Le Tribunal administratif de Lyon, statuant en référé, a rejeté la requête de Mme A... B... qui demandait l'injonction à la préfète du Rhône de lui fixer un rendez-vous pour déposer sa demande de renouvellement de titre de séjour. Le juge a estimé que la requérante, bien que décrivant une situation préjudiciable (suspension de sa pension de handicap), ne justifiait pas du caractère d'urgence requis par l'article L. 521-3 du code de justice administrative pour obtenir une telle mesure. Par conséquent, toutes ses conclusions, y compris la demande de délivrance d'un récépissé et l'allocation de frais, ont été rejetées sur le fondement de l'article L. 522-3 du même code.
Le Tribunal Administratif de Lyon, statuant en référé-suspension, rejette la demande de M. A... visant à suspendre son licenciement et sa radiation des effectifs de la commune de Vénissieux. Le juge estime que le requérant ne démontre pas l'existence d'une situation d'urgence justifiant la mesure, ni ne présente un moyen créant un doute sérieux sur la légalité des décisions contestées. La décision s'appuie sur les dispositions de l'article L. 521-1 du code de justice administrative.
Le Tribunal Administratif de Lyon rejette, par ordonnance, la requête de M. B... A... qui contestait un arrêté préfectoral d'obligation de quitter le territoire français (OQTF). Le tribunal estime que le requérant, en se bornant à exposer sa situation personnelle et à solliciter une clémence pour régulariser sa situation, ne formule aucune conclusion relevant de l'office du juge administratif. La requête est donc jugée manifestement irrecevable au titre de l'article R. 222-1 du code de justice administrative, le juge ne pouvant se substituer à l'administration.

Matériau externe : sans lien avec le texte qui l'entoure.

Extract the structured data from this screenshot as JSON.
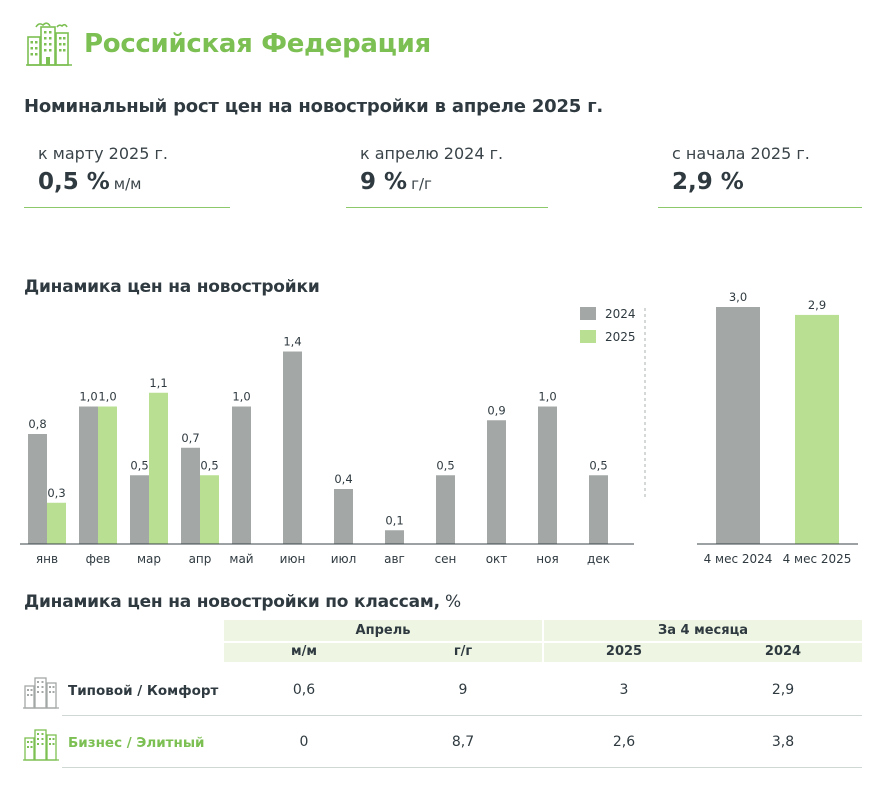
{
  "header": {
    "title": "Российская Федерация"
  },
  "subtitle": "Номинальный рост цен на новостройки в апреле 2025 г.",
  "kpis": [
    {
      "label": "к марту 2025 г.",
      "value": "0,5 %",
      "unit": "м/м"
    },
    {
      "label": "к апрелю 2024 г.",
      "value": "9 %",
      "unit": "г/г"
    },
    {
      "label": "с начала 2025 г.",
      "value": "2,9 %",
      "unit": ""
    }
  ],
  "colors": {
    "gray": "#a3a8a6",
    "green": "#b9df93",
    "accent": "#7cbf52",
    "text": "#2f3a40"
  },
  "chart_data": [
    {
      "type": "bar",
      "title": "Динамика цен на новостройки",
      "categories": [
        "янв",
        "фев",
        "мар",
        "апр",
        "май",
        "июн",
        "июл",
        "авг",
        "сен",
        "окт",
        "ноя",
        "дек"
      ],
      "series": [
        {
          "name": "2024",
          "color": "#a3a8a6",
          "values": [
            0.8,
            1.0,
            0.5,
            0.7,
            1.0,
            1.4,
            0.4,
            0.1,
            0.5,
            0.9,
            1.0,
            0.5
          ],
          "labels": [
            "0,8",
            "1,0",
            "0,5",
            "0,7",
            "1,0",
            "1,4",
            "0,4",
            "0,1",
            "0,5",
            "0,9",
            "1,0",
            "0,5"
          ]
        },
        {
          "name": "2025",
          "color": "#b9df93",
          "values": [
            0.3,
            1.0,
            1.1,
            0.5,
            null,
            null,
            null,
            null,
            null,
            null,
            null,
            null
          ],
          "labels": [
            "0,3",
            "1,0",
            "1,1",
            "0,5",
            "",
            "",
            "",
            "",
            "",
            "",
            "",
            ""
          ]
        }
      ],
      "ylim": [
        0,
        1.5
      ],
      "legend": "top-right",
      "grid": false
    },
    {
      "type": "bar",
      "categories": [
        "4 мес 2024",
        "4 мес 2025"
      ],
      "values": [
        3.0,
        2.9
      ],
      "labels": [
        "3,0",
        "2,9"
      ],
      "colors": [
        "#a3a8a6",
        "#b9df93"
      ],
      "ylim": [
        0,
        3.2
      ],
      "grid": false
    }
  ],
  "classes_table": {
    "title": "Динамика цен на новостройки по классам,",
    "title_unit": " %",
    "group_headers": [
      "Апрель",
      "За 4 месяца"
    ],
    "column_headers": [
      "м/м",
      "г/г",
      "2025",
      "2024"
    ],
    "rows": [
      {
        "label": "Типовой / Комфорт",
        "icon": "building-gray-icon",
        "color": "#2f3a40",
        "values": [
          "0,6",
          "9",
          "3",
          "2,9"
        ]
      },
      {
        "label": "Бизнес  / Элитный",
        "icon": "building-green-icon",
        "color": "#7cbf52",
        "values": [
          "0",
          "8,7",
          "2,6",
          "3,8"
        ]
      }
    ]
  }
}
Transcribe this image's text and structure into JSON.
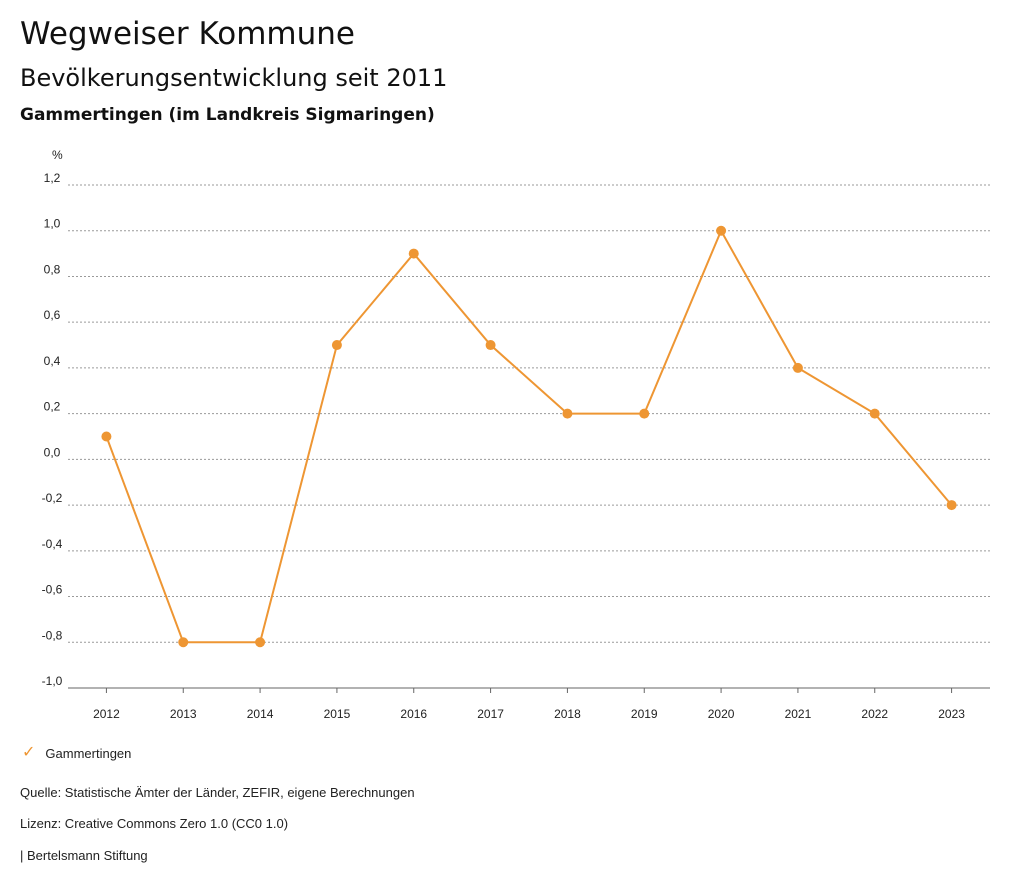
{
  "header": {
    "title": "Wegweiser Kommune",
    "subtitle": "Bevölkerungsentwicklung seit 2011",
    "region": "Gammertingen (im Landkreis Sigmaringen)"
  },
  "chart_data": {
    "type": "line",
    "title": "Bevölkerungsentwicklung seit 2011",
    "ylabel": "%",
    "xlabel": "",
    "x": [
      "2012",
      "2013",
      "2014",
      "2015",
      "2016",
      "2017",
      "2018",
      "2019",
      "2020",
      "2021",
      "2022",
      "2023"
    ],
    "series": [
      {
        "name": "Gammertingen",
        "values": [
          0.1,
          -0.8,
          -0.8,
          0.5,
          0.9,
          0.5,
          0.2,
          0.2,
          1.0,
          0.4,
          0.2,
          -0.2
        ]
      }
    ],
    "ylim": [
      -1.0,
      1.2
    ],
    "yticks": [
      1.2,
      1.0,
      0.8,
      0.6,
      0.4,
      0.2,
      0.0,
      -0.2,
      -0.4,
      -0.6,
      -0.8,
      -1.0
    ],
    "ytick_labels": [
      "1,2",
      "1,0",
      "0,8",
      "0,6",
      "0,4",
      "0,2",
      "0,0",
      "-0,2",
      "-0,4",
      "-0,6",
      "-0,8",
      "-1,0"
    ],
    "grid": true,
    "legend": "bottom-left",
    "color": "#ee9633"
  },
  "legend": {
    "label": "Gammertingen",
    "icon": "check-icon"
  },
  "footer": {
    "source": "Quelle: Statistische Ämter der Länder, ZEFIR, eigene Berechnungen",
    "license": "Lizenz: Creative Commons Zero 1.0 (CC0 1.0)",
    "brand": "| Bertelsmann Stiftung"
  }
}
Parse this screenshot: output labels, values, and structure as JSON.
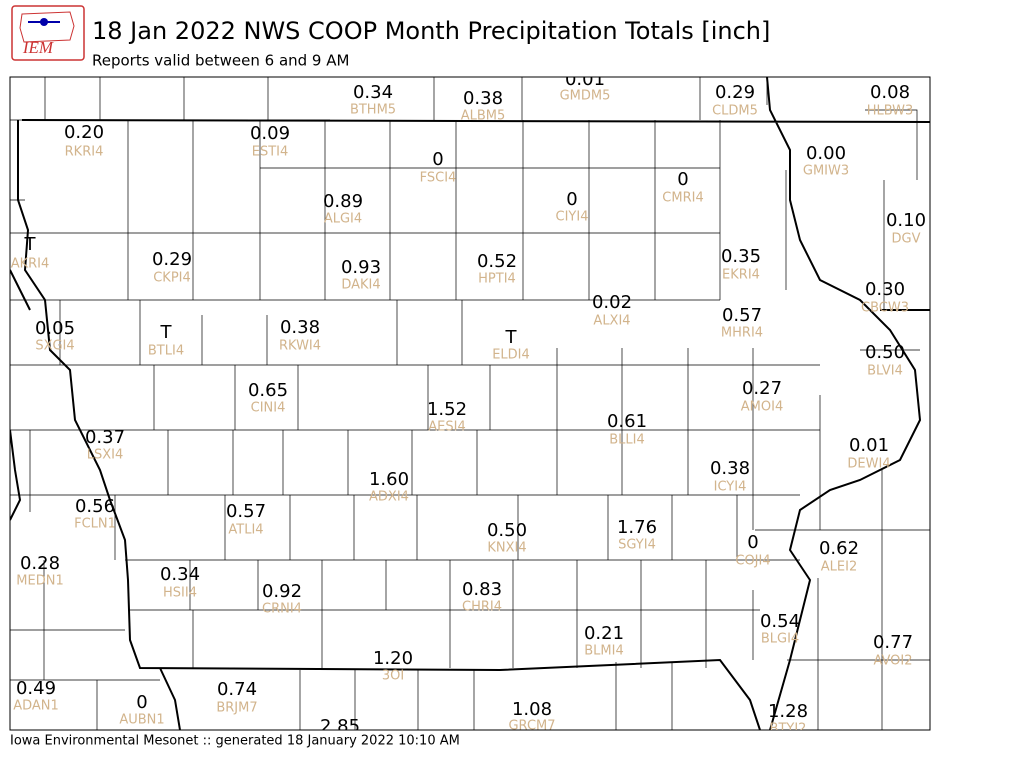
{
  "header": {
    "title": "18 Jan 2022 NWS COOP Month Precipitation Totals [inch]",
    "subtitle": "Reports valid between 6 and 9 AM",
    "logo": "IEM"
  },
  "footer": "Iowa Environmental Mesonet :: generated 18 January 2022 10:10 AM",
  "stations": [
    {
      "value": "0.34",
      "id": "BTHM5"
    },
    {
      "value": "0.38",
      "id": "ALBM5"
    },
    {
      "value": "0.01",
      "id": "GMDM5"
    },
    {
      "value": "0.29",
      "id": "CLDM5"
    },
    {
      "value": "0.08",
      "id": "HLBW3"
    },
    {
      "value": "0.20",
      "id": "RKRI4"
    },
    {
      "value": "0.09",
      "id": "ESTI4"
    },
    {
      "value": "0",
      "id": "FSCI4"
    },
    {
      "value": "0.00",
      "id": "GMIW3"
    },
    {
      "value": "0",
      "id": "CMRI4"
    },
    {
      "value": "0",
      "id": "CIYI4"
    },
    {
      "value": "0.89",
      "id": "ALGI4"
    },
    {
      "value": "0.10",
      "id": "DGV"
    },
    {
      "value": "T",
      "id": "AKRI4"
    },
    {
      "value": "0.29",
      "id": "CKPI4"
    },
    {
      "value": "0.93",
      "id": "DAKI4"
    },
    {
      "value": "0.52",
      "id": "HPTI4"
    },
    {
      "value": "0.35",
      "id": "EKRI4"
    },
    {
      "value": "0.30",
      "id": "CBCW3"
    },
    {
      "value": "0.02",
      "id": "ALXI4"
    },
    {
      "value": "0.05",
      "id": "SXGI4"
    },
    {
      "value": "T",
      "id": "BTLI4"
    },
    {
      "value": "0.38",
      "id": "RKWI4"
    },
    {
      "value": "T",
      "id": "ELDI4"
    },
    {
      "value": "0.57",
      "id": "MHRI4"
    },
    {
      "value": "0.50",
      "id": "BLVI4"
    },
    {
      "value": "0.27",
      "id": "AMOI4"
    },
    {
      "value": "0.65",
      "id": "CINI4"
    },
    {
      "value": "1.52",
      "id": "AESI4"
    },
    {
      "value": "0.61",
      "id": "BLLI4"
    },
    {
      "value": "0.37",
      "id": "LSXI4"
    },
    {
      "value": "0.01",
      "id": "DEWI4"
    },
    {
      "value": "0.38",
      "id": "ICYI4"
    },
    {
      "value": "1.60",
      "id": "ADXI4"
    },
    {
      "value": "0.56",
      "id": "FCLN1"
    },
    {
      "value": "0.57",
      "id": "ATLI4"
    },
    {
      "value": "0.50",
      "id": "KNXI4"
    },
    {
      "value": "1.76",
      "id": "SGYI4"
    },
    {
      "value": "0",
      "id": "COJI4"
    },
    {
      "value": "0.62",
      "id": "ALEI2"
    },
    {
      "value": "0.28",
      "id": "MEDN1"
    },
    {
      "value": "0.34",
      "id": "HSII4"
    },
    {
      "value": "0.92",
      "id": "CRNI4"
    },
    {
      "value": "0.83",
      "id": "CHRI4"
    },
    {
      "value": "0.21",
      "id": "BLMI4"
    },
    {
      "value": "0.54",
      "id": "BLGI4"
    },
    {
      "value": "0.77",
      "id": "AVOI2"
    },
    {
      "value": "1.20",
      "id": "3OI"
    },
    {
      "value": "0.49",
      "id": "ADAN1"
    },
    {
      "value": "0",
      "id": "AUBN1"
    },
    {
      "value": "0.74",
      "id": "BRJM7"
    },
    {
      "value": "2.85"
    },
    {
      "value": "1.08",
      "id": "GRCM7"
    },
    {
      "value": "1.28",
      "id": "BTYI2"
    }
  ]
}
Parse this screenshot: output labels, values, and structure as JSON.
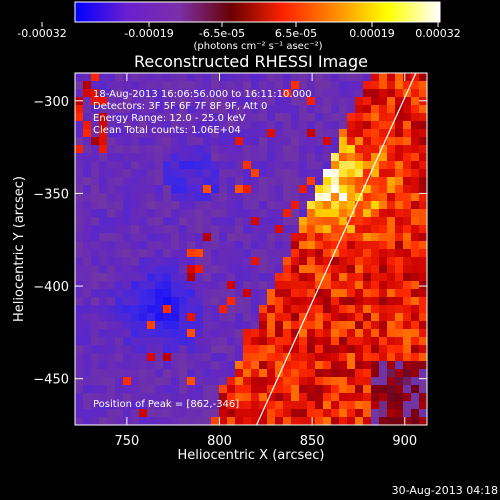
{
  "window": {
    "timestamp": "30-Aug-2013 04:18"
  },
  "colorbar": {
    "ticks": [
      "-0.00032",
      "-0.00019",
      "-6.5e-05",
      "6.5e-05",
      "0.00019",
      "0.00032"
    ],
    "range": [
      -0.00032,
      0.00032
    ],
    "units_label": "(photons cm⁻² s⁻¹ asec⁻²)",
    "colors": [
      "#0000ff",
      "#6a1fd0",
      "#7b2fa8",
      "#6a0000",
      "#ff2200",
      "#ff8c00",
      "#ffff00",
      "#ffffff"
    ]
  },
  "chart_data": {
    "type": "heatmap",
    "title": "Reconstructed RHESSI Image",
    "xlabel": "Heliocentric X (arcsec)",
    "ylabel": "Heliocentric Y (arcsec)",
    "xlim": [
      722,
      912
    ],
    "ylim": [
      -475,
      -285
    ],
    "x_ticks": [
      750,
      800,
      850,
      900
    ],
    "y_ticks": [
      -300,
      -350,
      -400,
      -450
    ],
    "x_tick_labels": [
      "750",
      "800",
      "850",
      "900"
    ],
    "y_tick_labels": [
      "−300",
      "−350",
      "−400",
      "−450"
    ],
    "annotations": [
      "18-Aug-2013 16:06:56.000 to 16:11:10.000",
      "Detectors: 3F 5F 6F 7F 8F 9F, Att 0",
      "Energy Range: 12.0 - 25.0 keV",
      "Clean     Total counts: 1.06E+04"
    ],
    "peak_label": "Position of Peak = [862,-346]",
    "peak": [
      862,
      -346
    ],
    "limb_line": [
      [
        820,
        -475
      ],
      [
        906,
        -285
      ]
    ],
    "grid": false
  }
}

Le Tribunal administratif de Lyon, statuant par ordonnance, a rejeté la requête de Mme B... visant à enjoindre à la préfète du Rhône de procéder à son relogement. La juridiction a relevé que la requête, déposée dans le cadre du contentieux du droit au logement opposable, était manifestement irrecevable car elle n'était pas accompagnée de la décision de la commission de médiation, en méconnaissance de l'article R. 778-2 du code de justice administratif. Malgré une mise en demeure de régulariser sa requête, la requérante n'a pas produit ce document obligatoire, justifiant ainsi son rejet en application de l'article R. 222-1 du même code.
Le Tribunal Administratif de Lyon a rejeté le recours en excès de pouvoir formé par un ressortissant arménien contre son obligation de quitter le territoire français (OQTF), la désignation du pays de renvoi et une interdiction de retour. Le tribunal a jugé que les décisions, régulièrement signées par un secrétaire général délégué, ne portaient pas une atteinte disproportionnée au droit au respect de la vie privée et familiale (article 8 de la CEDH), compte tenu de la courte durée de séjour en France, du rejet de la demande d'asile de son épouse et de la possibilité d'un traitement médical adapté en Arménie. Il a également écarté le moyen tiré de l'article 3 de la CEDH, estimant que les conditions en Arménie ne caractérisaient pas un traitement inhumain ou dégradant.
Le Tribunal Administratif de Lyon rejette la requête de Mme D..., une ressortissante arménienne, visant l'annulation de son obligation de quitter le territoire français (OQTF). La juridiction estime que les décisions du préfet, prises après le rejet de sa demande d'asile, ne méconnaissent pas son droit au respect de la vie privée et familiale (article 8 de la CEDH) et qu'aucun risque de traitement contraire à l'article 3 de la CEDH en Arménie n'est établi. Le tribunal applique le code de l'entrée et du séjour des étrangers et du droit d'asile et écarte les moyens d'incompétence et d'erreur manifeste d'appréciation.